Se elas se deslocam, o movimento das fileiras de janelas e a translação
das superfícies que desfigura continuamente as suas sensações
lhes escapam _pois o conceito não muda".
E adiante: "Mas as pessoas se deleitam com um conceito que
pulula de palavras". O campo infinitamente vário do visível
com as suas modulações de luz e sombras (como não pensar no mestre
do "sfumato"?) ou o movimento incessante das ondas do mar, que
a linha horizontal do pensamento abstrato ignora, são para o artista
os verdadeiros objetos de sua invenção plástica.
É
o que Valéry sugere nas suas anotações à margem da "Introdução":
"Uma obra de arte deveria sempre nos ensinar que nós não tínhamos
visto o que vemos". E em nível mais alto de generalização:
"A educação profunda consiste em desfazer a primeira educação".
Trata-se
de uma renovada disciplina do olhar e pelo olhar. Valéry, atento
à aventura da mente criadora, parece não interessar-se pela gênese
cultural das idéias de Leonardo. É o processo interno de um pensamento
ousado que o atrai. No entanto, as idéias têm a sua história e
a sua função no âmbito de cada momento da arte ocidental. Leonardo
conheceu, na Florença dos fins do século 15, a convivência tensa
do idealismo dos neoplatônicos prestigiados no círculo de Lorenzo
de Médici e o naturalismo pujante do novo "ethos" renascentista.
Quem
examina de perto os seus fragmentos, às vezes concisos como enigmas,
pode recortar ora passagens em que a mente humana é exaltada em
si mesma como infinitamente mais rica do que a natureza, ora descrições
entusiásticas do corpo humano, de que ele foi um dos primeiros
anatomistas, ou da paisagem toscana ou alpina, onde tudo é cor,
movimento, vida.
No
primeiro caso, a pintura é "cosa mentale": objeto da inteligência
elaborado com "hostinato rigore" ("hostinato", com "h", em vez
do correto "ostinato", tem a ver com um Leonardo alheio à erudição
letrada do seu tempo...). Trata-se
aqui do rigor geométrico da perspectiva, criação então recente
e que subordinava a matéria da visão à racionalidade de um olho
centralizador. A perspectiva era, para Leonardo, a ponte que unia
arte e ciência.
No
segundo caso, a pintura é técnica em perene estado de experiência
e invenção, perícia no uso dos materiais com o fim de figurar
e transfigurar a variedade das formas corpóreas, os matizes, o
jogo da luz e da sombra. Leonardo, no dizer de Valéry, é o "mestre
dos rostos, das anatomias, das máquinas, aquele que sabe do que
se faz um sorriso".
De
todo modo, Valéry alcançou reconstituir um artista-modelo intelectualmente
coeso, um pensador que não só experimenta sem cessar, mas também
reflete sobre o sentido do seu trabalho. Não é possível nem desejável
resumir as sutis observações que se multiplicam ao longo da "Introdução"

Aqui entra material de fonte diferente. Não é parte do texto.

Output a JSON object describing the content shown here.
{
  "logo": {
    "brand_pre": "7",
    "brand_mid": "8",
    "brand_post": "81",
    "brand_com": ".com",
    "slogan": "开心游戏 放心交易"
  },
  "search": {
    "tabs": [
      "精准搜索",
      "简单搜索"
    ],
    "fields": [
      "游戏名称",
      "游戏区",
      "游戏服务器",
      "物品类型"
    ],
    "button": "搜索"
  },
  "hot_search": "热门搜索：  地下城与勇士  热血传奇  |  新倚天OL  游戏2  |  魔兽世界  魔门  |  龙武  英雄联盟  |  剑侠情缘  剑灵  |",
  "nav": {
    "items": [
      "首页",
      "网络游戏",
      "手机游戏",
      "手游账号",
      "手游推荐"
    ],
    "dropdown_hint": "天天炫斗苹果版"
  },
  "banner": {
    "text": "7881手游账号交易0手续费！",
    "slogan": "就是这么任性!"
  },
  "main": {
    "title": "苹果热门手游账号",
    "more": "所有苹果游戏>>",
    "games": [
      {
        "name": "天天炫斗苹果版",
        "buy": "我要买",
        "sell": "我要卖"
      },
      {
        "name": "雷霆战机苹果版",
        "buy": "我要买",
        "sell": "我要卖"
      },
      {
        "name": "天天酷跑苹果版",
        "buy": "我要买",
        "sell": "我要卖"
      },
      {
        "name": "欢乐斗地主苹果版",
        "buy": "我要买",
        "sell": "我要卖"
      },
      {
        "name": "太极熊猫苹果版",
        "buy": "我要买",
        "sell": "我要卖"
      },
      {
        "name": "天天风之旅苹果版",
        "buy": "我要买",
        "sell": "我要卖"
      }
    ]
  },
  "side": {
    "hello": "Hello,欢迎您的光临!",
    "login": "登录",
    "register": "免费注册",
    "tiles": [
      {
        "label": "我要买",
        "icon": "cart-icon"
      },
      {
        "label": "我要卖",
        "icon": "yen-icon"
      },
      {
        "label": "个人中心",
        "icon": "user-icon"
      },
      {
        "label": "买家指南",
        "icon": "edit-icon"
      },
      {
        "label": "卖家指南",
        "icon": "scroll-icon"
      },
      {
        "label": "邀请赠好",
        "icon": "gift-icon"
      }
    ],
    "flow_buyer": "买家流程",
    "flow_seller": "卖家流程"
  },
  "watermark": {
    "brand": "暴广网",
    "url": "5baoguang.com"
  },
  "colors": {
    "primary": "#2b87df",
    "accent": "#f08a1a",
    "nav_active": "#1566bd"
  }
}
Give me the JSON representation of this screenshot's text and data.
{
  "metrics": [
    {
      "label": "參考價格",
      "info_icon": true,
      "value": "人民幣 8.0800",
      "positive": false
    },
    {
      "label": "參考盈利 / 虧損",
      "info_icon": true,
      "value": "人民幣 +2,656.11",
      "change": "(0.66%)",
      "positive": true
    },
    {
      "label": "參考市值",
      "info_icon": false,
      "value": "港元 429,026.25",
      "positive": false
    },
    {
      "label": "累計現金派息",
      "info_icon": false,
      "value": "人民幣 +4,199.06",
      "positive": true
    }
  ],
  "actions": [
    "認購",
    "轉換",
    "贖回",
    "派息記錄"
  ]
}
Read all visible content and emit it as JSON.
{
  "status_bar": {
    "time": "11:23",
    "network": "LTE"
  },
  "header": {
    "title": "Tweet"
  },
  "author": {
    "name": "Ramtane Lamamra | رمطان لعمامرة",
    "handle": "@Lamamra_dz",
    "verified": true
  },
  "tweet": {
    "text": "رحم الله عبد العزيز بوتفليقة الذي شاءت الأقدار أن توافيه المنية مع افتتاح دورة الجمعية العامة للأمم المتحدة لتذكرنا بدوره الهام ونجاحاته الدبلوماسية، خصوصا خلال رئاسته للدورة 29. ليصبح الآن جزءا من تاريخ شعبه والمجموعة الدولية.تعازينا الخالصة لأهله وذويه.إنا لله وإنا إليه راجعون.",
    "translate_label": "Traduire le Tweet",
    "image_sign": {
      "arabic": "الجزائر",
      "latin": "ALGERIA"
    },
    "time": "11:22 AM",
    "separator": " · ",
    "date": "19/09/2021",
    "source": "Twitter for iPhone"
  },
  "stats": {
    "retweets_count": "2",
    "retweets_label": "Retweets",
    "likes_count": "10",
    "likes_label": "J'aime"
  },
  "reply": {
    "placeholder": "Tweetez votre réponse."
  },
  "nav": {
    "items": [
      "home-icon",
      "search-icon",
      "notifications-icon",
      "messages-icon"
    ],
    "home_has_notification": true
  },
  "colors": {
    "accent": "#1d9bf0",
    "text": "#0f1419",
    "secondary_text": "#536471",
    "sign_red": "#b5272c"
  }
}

ou na "Nota e Digressão", de 1919; ou enfim na carta a Léo Ferrero,
publicada em 1929 sob o título de "Leonardo e os Filósofos". Este
último texto é particularmente rico de reflexões ainda bastante
atuais sobre o caráter redutor e uniformizante das estéticas que
se pretendem universais.
Em
contraponto, o crítico valoriza as descobertas que os próprios
poetas e pintores fazem quando falam da sua arte. A tradução da
obra é cuidadosa, sendo poucos os reparos que valeria a pena fazer.
Muito feliz a idéia de apresentar ao lado da versão brasileira
o texto francês. Quando o prosador é Paul Valéry, dar a conhecer
o original é um presente.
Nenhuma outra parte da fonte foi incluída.